For the parallel plate capacitor with fixed charge, the plot of voltage between the plates versus distance between the plates is linear. This again supports the theoretical relationships. We know that capacitance and plate distance are inversely proportional. We also know that when conductor charge is fixed, capacitance and voltage are also inversely proportional. Combining these two equations reveals that voltage and plate distance are directly proportional to each other when the charge is fixed.
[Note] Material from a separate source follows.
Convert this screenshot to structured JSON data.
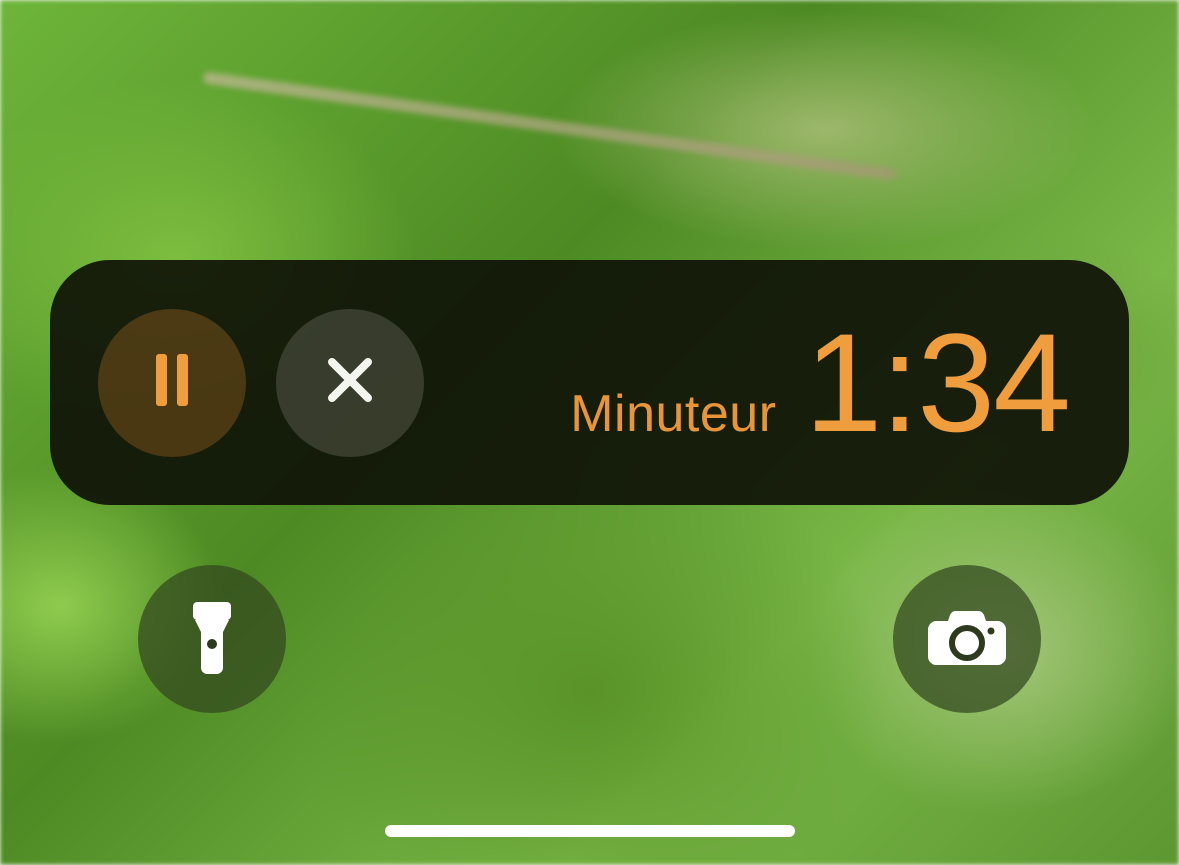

This equation also predicts that with a fixed charge, the larger dielectric constant of the gap medium, the lower would be the voltage between the plates. This was confirmed when the air in the gap was replaced by plastic and we saw a drop in the voltmeter reading.
Capacitors are used in a large variety of engineering and scientific applications to store charge and selectively discharge electricity.
Capacitors are essential for electrical signal processing. For example, biologists used a two-choice test to evaluate how mice recognize and respond to different ultrasonic vocalizations. First, sound files are recorded from live mice and trimmed using high pass filters to select for frequency.
High-pass filter circuits use capacitors to block low frequency oscillations, as the conduction between capacitor plates generally increases at higher frequencies and decreases at low frequencies. Then, variable frequency sounds are simultaneously played in two separate locations, allowing mice to migrate towards the preferred vocalization.
While mains supplies are AC with fluctuating current, many electronic devices, such as computers, require DC power. Capacitors are used within AC power adapters to filter electrical signals and stabilize the DC supply, providing a smooth, uninterrupted source.
You’ve just watched JoVE’s introduction to capacitors. You should now understand the concept of capacitance, how to measure this physical parameter, and how properties like plate-to-plate distance or gap material effect the capacitance value. As always, thanks for watching!